Ultrafast X-ray pulses will enable scientists to take stop-motion pictures of individual atoms and molecules, revealing the frenetic action of the atomic world.

SLAC National Accelerator Laboratory (SLAC) in Menlo Park, California, which possesses the world’s longest linear accelerator, has been producing high-energy electrons for four decades. Starting in 2009, SLAC will use its linear accelerator to drive a new kind of laser, the Linac Coherent Light Source (LCLS), a new scientific tool for studying the world of the ultrasmall and the ultrafast.

The LCLS will produce very short flashes of X-ray light more than one billion times brighter than any other X-ray source on earth. “It can be used to measure the separation and motion of atoms in molecules, solid materials and disordered [noncrystalline] materials in a very new way,” explained John Galayda, LCLS construction director. The LCLS began construction in October, 2006.

The LCLS will enable scientists to observe molecules in action and how chemical bonds form and break. It also will help explain how materials work on the quantum level.

The ultrashort LCLS X-ray pulses will enable such short measurements that atoms will not have a chance to move and blur the picture. “Rather like the way a strobe flash on a camera stops motion,” Galayda explained. In addition, the pulses are so intense single images can achieve atomic resolution.

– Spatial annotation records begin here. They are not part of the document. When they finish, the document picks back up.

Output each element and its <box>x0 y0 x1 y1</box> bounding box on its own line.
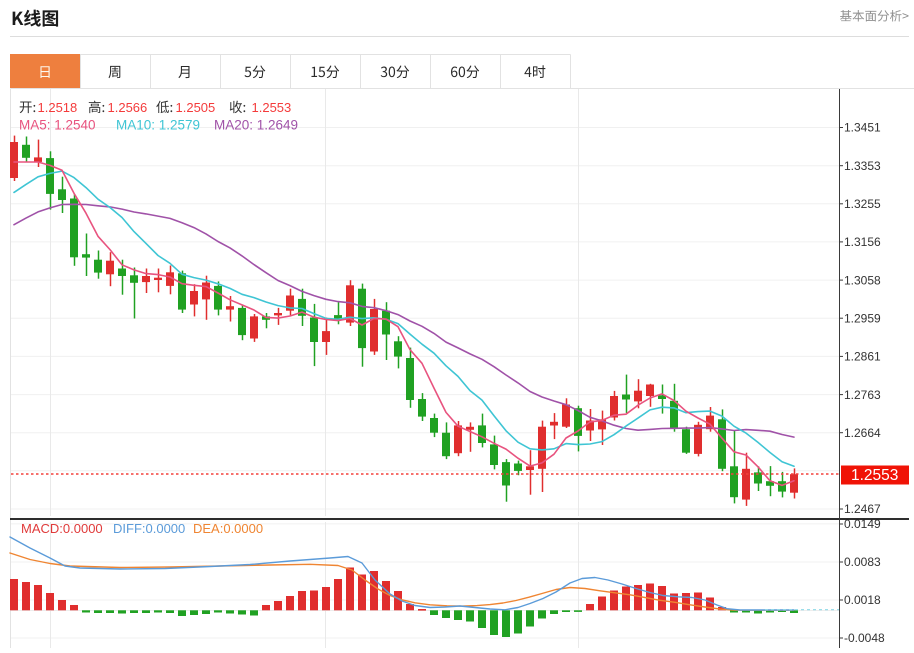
svg-text:MA10: 1.2579: MA10: 1.2579 <box>116 118 200 133</box>
svg-text:1.2566: 1.2566 <box>108 100 148 115</box>
svg-text:1.3255: 1.3255 <box>844 197 881 211</box>
svg-text:0.0083: 0.0083 <box>844 555 881 569</box>
svg-text:1.2959: 1.2959 <box>844 311 881 325</box>
svg-text:MA5: 1.2540: MA5: 1.2540 <box>19 118 96 133</box>
svg-text:1.2467: 1.2467 <box>844 502 881 516</box>
svg-text:0.0149: 0.0149 <box>844 517 881 531</box>
svg-text:1.3451: 1.3451 <box>844 121 881 135</box>
svg-text:1.2664: 1.2664 <box>844 426 881 440</box>
svg-text:1.2861: 1.2861 <box>844 350 881 364</box>
svg-text:MA20: 1.2649: MA20: 1.2649 <box>214 118 298 133</box>
svg-text:-0.0048: -0.0048 <box>844 631 885 645</box>
svg-text:1.3353: 1.3353 <box>844 159 881 173</box>
svg-text:1.2553: 1.2553 <box>252 100 292 115</box>
svg-text:MACD:0.0000: MACD:0.0000 <box>21 521 103 536</box>
svg-text:1.2553: 1.2553 <box>851 467 898 484</box>
svg-text:1.2518: 1.2518 <box>38 100 78 115</box>
svg-text:1.2505: 1.2505 <box>176 100 216 115</box>
svg-text:1.3058: 1.3058 <box>844 273 881 287</box>
svg-text:1.3156: 1.3156 <box>844 235 881 249</box>
svg-text:0.0018: 0.0018 <box>844 593 881 607</box>
svg-text:DEA:0.0000: DEA:0.0000 <box>193 521 263 536</box>
svg-text:1.2763: 1.2763 <box>844 388 881 402</box>
svg-text:DIFF:0.0000: DIFF:0.0000 <box>113 521 185 536</box>
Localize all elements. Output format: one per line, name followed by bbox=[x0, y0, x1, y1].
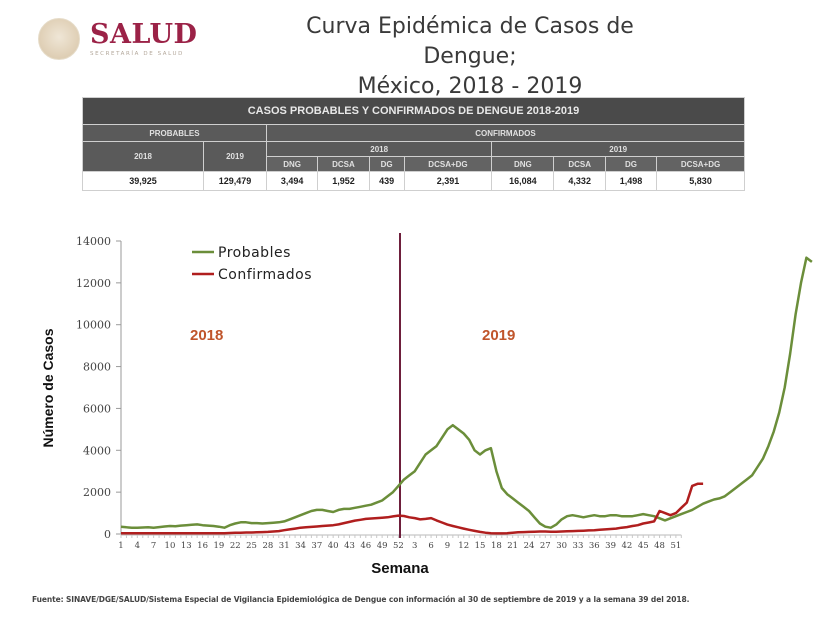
brand-name: SALUD bbox=[90, 19, 198, 50]
x-axis-label: Semana bbox=[371, 560, 429, 577]
col-header: DCSA bbox=[553, 156, 606, 172]
value-cell: 3,494 bbox=[265, 171, 319, 191]
confirmados-line bbox=[121, 482, 704, 535]
x-tick-label: 45 bbox=[638, 541, 649, 551]
title-line-1: Curva Epidémica de Casos de Dengue; bbox=[306, 14, 634, 69]
year-label-2018: 2018 bbox=[190, 327, 223, 344]
brand-subtitle: SECRETARÍA DE SALUD bbox=[90, 51, 185, 57]
col-header: DNG bbox=[265, 156, 319, 172]
value-cell: 39,925 bbox=[82, 171, 204, 191]
x-tick-label: 49 bbox=[377, 541, 388, 551]
col-header: DCSA+DG bbox=[656, 156, 745, 172]
y-tick-label: 8000 bbox=[83, 361, 111, 374]
x-tick-label: 27 bbox=[540, 541, 551, 551]
x-tick-label: 34 bbox=[295, 541, 306, 551]
x-tick-label: 28 bbox=[262, 541, 273, 551]
y-tick-label: 0 bbox=[104, 528, 111, 541]
x-tick-label: 12 bbox=[458, 541, 469, 551]
source-footnote: Fuente: SINAVE/DGE/SALUD/Sistema Especia… bbox=[32, 595, 690, 604]
value-cell: 5,830 bbox=[656, 171, 745, 191]
x-tick-label: 25 bbox=[246, 541, 257, 551]
legend-probables: Probables bbox=[218, 245, 291, 261]
value-cell: 4,332 bbox=[553, 171, 606, 191]
x-tick-label: 43 bbox=[344, 541, 355, 551]
national-seal-icon bbox=[38, 18, 80, 60]
col-header: DCSA+DG bbox=[403, 156, 493, 172]
salud-logo: SALUD SECRETARÍA DE SALUD bbox=[38, 18, 197, 60]
value-cell: 2,391 bbox=[403, 171, 493, 191]
x-tick-label: 51 bbox=[670, 541, 681, 551]
x-tick-label: 13 bbox=[181, 541, 192, 551]
x-tick-label: 30 bbox=[556, 541, 567, 551]
x-tick-label: 6 bbox=[428, 541, 433, 551]
page-title: Curva Epidémica de Casos de Dengue; Méxi… bbox=[270, 12, 670, 102]
y-tick-label: 2000 bbox=[83, 486, 111, 499]
y-tick-label: 14000 bbox=[76, 235, 111, 248]
x-tick-label: 48 bbox=[654, 541, 665, 551]
x-tick-label: 24 bbox=[524, 541, 535, 551]
x-tick-label: 15 bbox=[475, 541, 486, 551]
x-tick-label: 36 bbox=[589, 541, 600, 551]
epidemic-curve-chart: 0 2000 4000 6000 8000 10000 12000 14000 1 4 7 10 13… bbox=[40, 233, 813, 577]
col-header: DNG bbox=[491, 156, 555, 172]
group-confirmados: CONFIRMADOS bbox=[266, 124, 745, 142]
probables-2018-header: 2018 bbox=[82, 141, 204, 172]
table-title: CASOS PROBABLES Y CONFIRMADOS DE DENGUE … bbox=[82, 97, 745, 125]
x-tick-label: 52 bbox=[393, 541, 404, 551]
x-tick-label: 31 bbox=[279, 541, 290, 551]
x-tick-label: 4 bbox=[135, 541, 140, 551]
y-tick-label: 10000 bbox=[76, 319, 111, 332]
y-tick-label: 12000 bbox=[76, 277, 111, 290]
value-cell: 16,084 bbox=[491, 171, 555, 191]
x-tick-label: 37 bbox=[311, 541, 322, 551]
col-header: DG bbox=[604, 156, 658, 172]
value-cell: 129,479 bbox=[203, 171, 267, 191]
x-tick-label: 10 bbox=[165, 541, 176, 551]
y-axis-label: Número de Casos bbox=[40, 328, 56, 447]
value-cell: 1,952 bbox=[317, 171, 370, 191]
summary-table: CASOS PROBABLES Y CONFIRMADOS DE DENGUE … bbox=[82, 97, 745, 191]
x-tick-label: 42 bbox=[622, 541, 633, 551]
y-tick-label: 6000 bbox=[83, 402, 111, 415]
legend-confirmados: Confirmados bbox=[218, 267, 312, 283]
x-tick-label: 40 bbox=[328, 541, 339, 551]
col-header: DG bbox=[368, 156, 405, 172]
x-tick-label: 9 bbox=[445, 541, 450, 551]
probables-line bbox=[120, 256, 813, 529]
x-tick-label: 22 bbox=[230, 541, 241, 551]
x-tick-label: 7 bbox=[151, 541, 156, 551]
chart-legend: Probables Confirmados bbox=[192, 245, 312, 283]
group-probables: PROBABLES bbox=[82, 124, 267, 142]
x-tick-label: 16 bbox=[197, 541, 208, 551]
x-tick-label: 1 bbox=[118, 541, 123, 551]
x-tick-label: 19 bbox=[214, 541, 225, 551]
x-tick-label: 3 bbox=[412, 541, 417, 551]
value-cell: 439 bbox=[368, 171, 405, 191]
x-tick-label: 21 bbox=[507, 541, 518, 551]
x-tick-label: 18 bbox=[491, 541, 502, 551]
x-tick-label: 39 bbox=[605, 541, 616, 551]
probables-2019-header: 2019 bbox=[203, 141, 267, 172]
col-header: DCSA bbox=[317, 156, 370, 172]
x-tick-label: 46 bbox=[360, 541, 371, 551]
x-axis: 1 4 7 10 13 16 19 22 25 28 31 34 37 40 43 46 49 52 3 6 9 12 15… bbox=[118, 534, 682, 551]
y-axis: 0 2000 4000 6000 8000 10000 12000 14000 bbox=[76, 235, 122, 541]
value-cell: 1,498 bbox=[604, 171, 658, 191]
x-tick-label: 33 bbox=[573, 541, 584, 551]
confirmados-2018-header: 2018 bbox=[265, 141, 493, 157]
y-tick-label: 4000 bbox=[83, 444, 111, 457]
confirmados-2019-header: 2019 bbox=[491, 141, 745, 157]
title-line-2: México, 2018 - 2019 bbox=[357, 74, 583, 99]
year-label-2019: 2019 bbox=[482, 327, 515, 344]
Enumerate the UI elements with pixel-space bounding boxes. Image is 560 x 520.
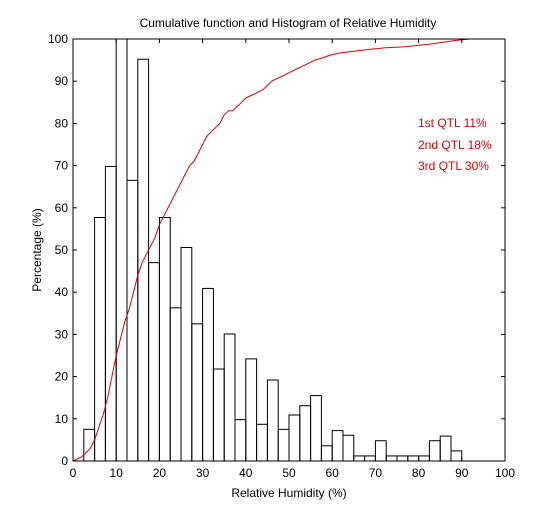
x-tick-label: 0: [70, 466, 77, 480]
y-tick-label: 0: [61, 454, 68, 468]
y-tick-label: 100: [48, 32, 68, 46]
chart-title: Cumulative function and Histogram of Rel…: [140, 16, 437, 30]
y-tick-label: 50: [55, 243, 69, 257]
y-tick-label: 90: [55, 74, 69, 88]
x-tick-label: 20: [153, 466, 167, 480]
x-tick-label: 60: [326, 466, 340, 480]
x-tick-label: 40: [239, 466, 253, 480]
y-tick-label: 70: [55, 159, 69, 173]
quartile-annotation-1: 1st QTL 11%: [418, 116, 487, 130]
y-tick-label: 60: [55, 201, 69, 215]
x-tick-label: 70: [369, 466, 383, 480]
x-tick-label: 80: [412, 466, 426, 480]
x-axis: 0 10 20 30 40 50 60 70 80 90 100: [70, 39, 515, 480]
x-tick-label: 50: [282, 466, 296, 480]
quartile-annotation-3: 3rd QTL 30%: [418, 159, 489, 173]
x-tick-label: 100: [495, 466, 515, 480]
y-tick-label: 40: [55, 285, 69, 299]
cumulative-curve: [72, 38, 505, 462]
y-tick-label: 10: [55, 412, 69, 426]
y-axis: 0 10 20 30 40 50 60 70 80 90 100: [48, 32, 505, 468]
cumulative-line: [72, 38, 505, 462]
y-tick-label: 20: [55, 370, 69, 384]
quartile-annotation-2: 2nd QTL 18%: [418, 138, 492, 152]
y-axis-label: Percentage (%): [30, 208, 44, 291]
y-tick-label: 30: [55, 327, 69, 341]
plot-area: [73, 39, 505, 461]
y-tick-label: 80: [55, 116, 69, 130]
x-tick-label: 90: [455, 466, 469, 480]
x-tick-label: 30: [196, 466, 210, 480]
x-axis-label: Relative Humidity (%): [231, 486, 346, 500]
x-tick-label: 10: [110, 466, 124, 480]
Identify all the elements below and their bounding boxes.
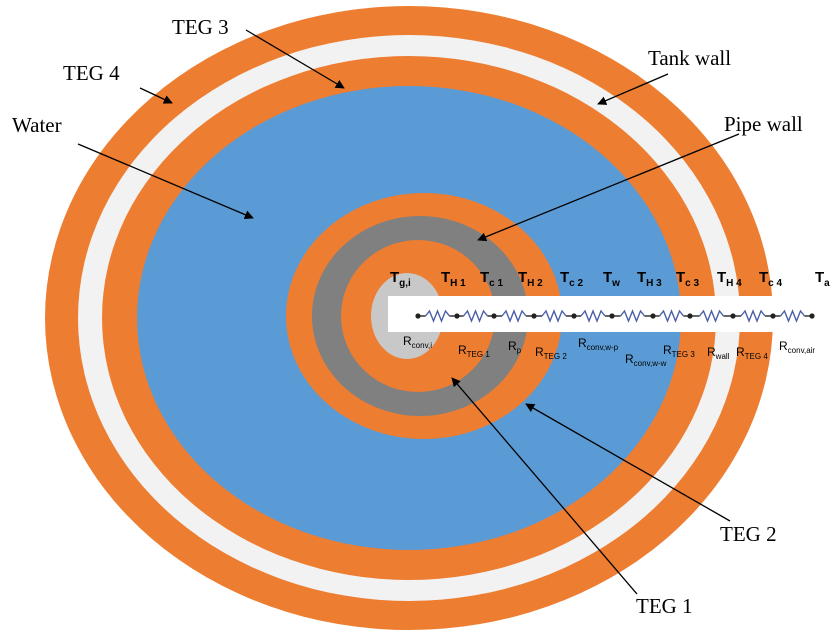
- node-label: Tc 2: [560, 269, 584, 289]
- node-dot-5: [571, 313, 577, 319]
- resistor-gap: [463, 310, 488, 322]
- resistor-5: [580, 309, 606, 323]
- node-dot-2: [454, 313, 460, 319]
- resistor-gap: [741, 310, 765, 322]
- node-label: Tw: [603, 269, 620, 289]
- resistor-gap: [620, 310, 645, 322]
- node-label: Tc 4: [759, 269, 783, 289]
- node-dot-7: [650, 313, 656, 319]
- tank-wall-label: Tank wall: [648, 46, 731, 70]
- node-label: Ta: [815, 269, 830, 289]
- resistance-label: RTEG 1: [458, 343, 490, 359]
- resistor-4: [541, 309, 567, 323]
- node-label: TH 2: [518, 269, 543, 289]
- water-arrow: [77, 143, 254, 220]
- callout-labels: TEG 3 TEG 4 Tank wall Water Pipe wall TE…: [12, 15, 803, 618]
- resistance-label: Rconv,w-w: [625, 352, 667, 368]
- resistor-gap: [581, 310, 605, 322]
- resistor-10: [779, 309, 806, 323]
- pipe-wall-arrow: [477, 133, 740, 242]
- node-label: TH 4: [717, 269, 742, 289]
- resistance-labels: Rconv,i RTEG 1Rp RTEG 2Rconv,w-pRconv,w-wR…: [403, 334, 815, 368]
- resistance-label: Rwall: [707, 345, 730, 361]
- node-dot-4: [531, 313, 537, 319]
- teg4-label: TEG 4: [63, 61, 120, 85]
- resistance-label: Rconv,air: [779, 339, 815, 355]
- teg2-arrow: [525, 403, 731, 522]
- resistor-2: [462, 309, 489, 323]
- tank-wall-arrow: [597, 73, 669, 105]
- resistor-gap: [659, 310, 684, 322]
- resistor-6: [619, 309, 646, 323]
- resistor-3: [501, 309, 527, 323]
- leader-arrows: [77, 29, 740, 595]
- teg3-arrow: [245, 29, 345, 89]
- resistance-label: Rp: [508, 339, 522, 355]
- node-dot-1: [415, 313, 421, 319]
- resistor-1: [424, 309, 451, 323]
- pipe-wall-label: Pipe wall: [724, 112, 803, 136]
- teg1-label: TEG 1: [636, 594, 693, 618]
- node-label: TH 1: [441, 269, 466, 289]
- node-dot-3: [491, 313, 497, 319]
- teg3-label: TEG 3: [172, 15, 229, 39]
- teg1-arrow: [451, 377, 638, 595]
- node-dot-6: [609, 313, 615, 319]
- resistor-gap: [780, 310, 805, 322]
- resistor-gap: [542, 310, 566, 322]
- node-label: TH 3: [637, 269, 662, 289]
- node-dot-11: [809, 313, 815, 319]
- resistor-9: [740, 309, 766, 323]
- resistance-label: RTEG 3: [663, 343, 695, 359]
- node-labels: Tg,i TH 1 Tc 1 TH 2 Tc 2 Tw TH 3 Tc 3 TH 4 Tc 4 Ta: [390, 269, 830, 289]
- node-label: Tg,i: [390, 269, 411, 289]
- resistance-label: RTEG 2: [535, 345, 567, 361]
- node-dot-8: [687, 313, 693, 319]
- resistance-label: Rconv,w-p: [578, 336, 619, 352]
- resistance-label: RTEG 4: [736, 345, 768, 361]
- node-dot-10: [770, 313, 776, 319]
- resistance-label: Rconv,i: [403, 334, 432, 350]
- resistor-gap: [502, 310, 526, 322]
- resistor-8: [698, 309, 725, 323]
- resistor-gap: [425, 310, 450, 322]
- teg2-label: TEG 2: [720, 522, 777, 546]
- node-label: Tc 1: [480, 269, 504, 289]
- teg4-arrow: [139, 87, 173, 104]
- node-dot-9: [730, 313, 736, 319]
- thermal-resistance-network: [415, 309, 815, 323]
- resistor-7: [658, 309, 685, 323]
- resistor-gap: [699, 310, 724, 322]
- water-label: Water: [12, 113, 62, 137]
- node-label: Tc 3: [676, 269, 700, 289]
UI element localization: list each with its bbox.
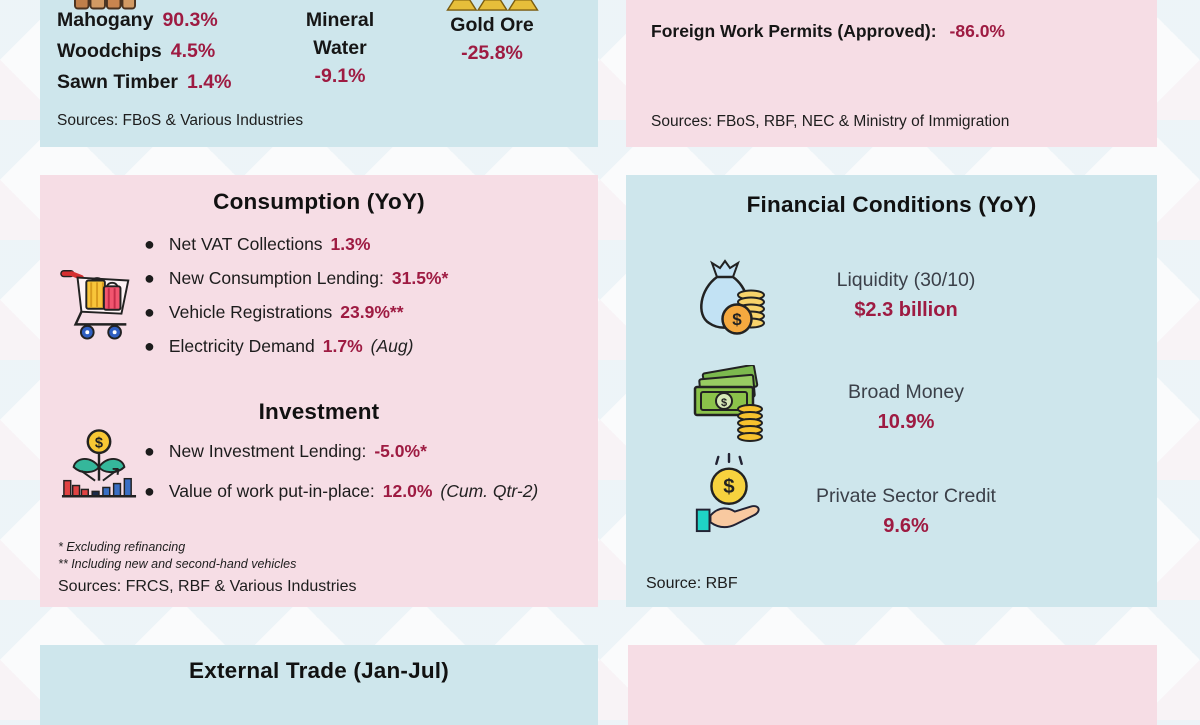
commodity-label: Woodchips: [57, 40, 162, 62]
sources-text: Sources: FBoS & Various Industries: [57, 112, 304, 129]
commodity-value: 1.4%: [187, 71, 232, 93]
external-trade-card: External Trade (Jan-Jul): [40, 645, 598, 725]
financial-row: Liquidity (30/10) $2.3 billion: [726, 265, 1086, 325]
bottom-right-card: [628, 645, 1157, 725]
external-trade-title: External Trade (Jan-Jul): [189, 658, 449, 683]
financial-value: 9.6%: [883, 515, 929, 537]
financial-value: $2.3 billion: [854, 299, 958, 321]
commodity-value: 90.3%: [162, 9, 218, 31]
gold-ore-label: Gold Ore: [450, 14, 534, 36]
list-item: ● Value of work put-in-place: 12.0% (Cum…: [144, 471, 538, 511]
work-permits-card: Foreign Work Permits (Approved): -86.0% …: [626, 0, 1157, 147]
investment-growth-icon: $: [61, 429, 137, 498]
bullet-icon: ●: [144, 440, 155, 461]
list-item: ● Electricity Demand 1.7% (Aug): [144, 329, 448, 363]
item-value: -5.0%*: [374, 440, 427, 461]
bullet-icon: ●: [144, 233, 155, 254]
item-value: 12.0%: [382, 480, 433, 501]
footnote: ** Including new and second-hand vehicle…: [58, 557, 297, 571]
sources-text: Sources: FBoS, RBF, NEC & Ministry of Im…: [651, 113, 1010, 130]
mineral-water-value: -9.1%: [314, 65, 366, 87]
source-text: Source: RBF: [646, 575, 738, 592]
item-label: New Investment Lending:: [168, 440, 367, 461]
gold-bars-icon: [446, 0, 539, 11]
investment-list: ● New Investment Lending: -5.0%* ● Value…: [144, 431, 538, 511]
footnote: * Excluding refinancing: [58, 540, 186, 554]
list-item: ● New Consumption Lending: 31.5%*: [144, 261, 448, 295]
item-value: 23.9%**: [340, 301, 404, 322]
item-label: Value of work put-in-place:: [168, 480, 375, 501]
item-label: Net VAT Collections: [168, 233, 323, 254]
item-label: Vehicle Registrations: [168, 301, 333, 322]
timber-planks-icon: [74, 0, 136, 10]
financial-label: Private Sector Credit: [816, 485, 996, 507]
commodity-label: Sawn Timber: [57, 71, 179, 93]
sources-text: Sources: FRCS, RBF & Various Industries: [58, 578, 357, 595]
financial-row: Broad Money 10.9%: [726, 377, 1086, 437]
financial-conditions-title: Financial Conditions (YoY): [746, 192, 1037, 217]
money-bag-icon: $: [700, 259, 765, 335]
commodity-value: 4.5%: [170, 40, 216, 62]
list-item: ● New Investment Lending: -5.0%*: [144, 431, 538, 471]
financial-row: Private Sector Credit 9.6%: [726, 481, 1086, 541]
svg-text:$: $: [732, 310, 742, 329]
commodities-card: Mahogany 90.3% Woodchips 4.5% Sawn Timbe…: [40, 0, 598, 147]
item-value: 1.7%: [322, 335, 363, 356]
list-item: ● Net VAT Collections 1.3%: [144, 227, 448, 261]
mineral-water-block: Mineral Water -9.1%: [275, 6, 405, 90]
commodity-row: Woodchips 4.5%: [57, 36, 231, 67]
item-label: Electricity Demand: [168, 335, 315, 356]
gold-ore-block: Gold Ore -25.8%: [412, 0, 572, 67]
bullet-icon: ●: [144, 301, 155, 322]
list-item: ● Vehicle Registrations 23.9%**: [144, 295, 448, 329]
hand-coin-icon: $: [695, 452, 760, 533]
item-value: 31.5%*: [391, 267, 449, 288]
work-permits-label: Foreign Work Permits (Approved):: [651, 21, 937, 41]
work-permits-value: -86.0%: [949, 21, 1005, 41]
consumption-card: Consumption (YoY) ● Net VAT Collections …: [40, 175, 598, 607]
item-value: 1.3%: [330, 233, 371, 254]
item-label: New Consumption Lending:: [168, 267, 384, 288]
shopping-cart-icon: [60, 269, 130, 340]
item-suffix: (Aug): [370, 335, 414, 356]
banknotes-icon: $: [693, 365, 763, 442]
commodity-row: Sawn Timber 1.4%: [57, 67, 231, 98]
svg-text:$: $: [95, 436, 103, 452]
commodity-label: Mahogany: [57, 9, 154, 31]
svg-text:$: $: [723, 475, 735, 498]
financial-conditions-card: Financial Conditions (YoY) $ Liquidity (…: [626, 175, 1157, 607]
work-permits-line: Foreign Work Permits (Approved): -86.0%: [651, 21, 1005, 42]
financial-label: Broad Money: [848, 381, 964, 403]
svg-text:$: $: [721, 397, 727, 409]
financial-value: 10.9%: [877, 411, 935, 433]
mineral-water-label: Mineral: [305, 9, 375, 31]
investment-title: Investment: [258, 399, 380, 424]
item-suffix: (Cum. Qtr-2): [440, 480, 539, 501]
bullet-icon: ●: [144, 267, 155, 288]
mineral-water-label: Water: [313, 37, 367, 59]
consumption-title: Consumption (YoY): [213, 189, 425, 214]
bullet-icon: ●: [144, 480, 155, 501]
footnotes: * Excluding refinancing ** Including new…: [58, 539, 296, 573]
gold-ore-value: -25.8%: [461, 42, 523, 64]
financial-label: Liquidity (30/10): [836, 269, 976, 291]
commodity-rows: Mahogany 90.3% Woodchips 4.5% Sawn Timbe…: [57, 5, 231, 98]
commodity-row: Mahogany 90.3%: [57, 5, 231, 36]
bullet-icon: ●: [144, 335, 155, 356]
consumption-list: ● Net VAT Collections 1.3% ● New Consump…: [144, 227, 448, 363]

The ultrafast LCLS X-ray’s “shutter speed” will be about 100 femtoseconds—one-tenth of a trillionth of a second, or the time it takes light to traverse the width of a human hair. Stop-action imaging has a long history at Stanford University: Eadweard Muybridge developed early stop-motion photography in the 1870s on the future site of Stanford. He photographed a horse galloping to resolve the long-debated topic of whether all four of a horse’s feet came off the ground at once (they do).

The LCLS represents a major advance in the use of large electron accelerators to produce X-rays. Many synchrotron radiation facilities are in operation around the world today, using accelerators to produce X-rays millions of times brighter than the X-rays used for medical purposes, enabling scientists to understand the arrangement of atoms in a range of materials including metals, semiconductors, ceramics, polymers, catalysts, plastics and biological molecules. In contrast with the intense, ultrashort pulses of X-rays from the LCLS, the X-rays from synchrotron sources come as a more continuous stream. They are more useful for static structure measurements than for studies of ultrafast atomic motions.

Synchrotron sources have been highly productive. In 2006, Stanford University researcher Roger Kornberg won the Nobel Prize for Chemistry for his research using X-ray crystallography at SLAC’s Stanford Synchrotron Radiation Lightsource to study proteins important in the transcription of DNA. By exposing crystallized samples of protein molecules, usually the size of a grain of salt or smaller, to highly focused X-ray beams and creating characteristic patterns on a detector, scientists could calculate the locations of the atoms within the protein molecules. The technique enabled Kornberg and colleagues to investigate the structure of RNA polymerase, key to understanding how information held in DNA translates into the proteins of life.

The LCLS’s ultrafast, ultrabright X-ray pulses will enable scientists to move beyond the study of static atomic structures and take stop-motion pictures of atoms and molecules, revealing the frenetic action of the atomic world. This will lead to better understanding of not only what atomic structures look like, but how they move and interact with each other.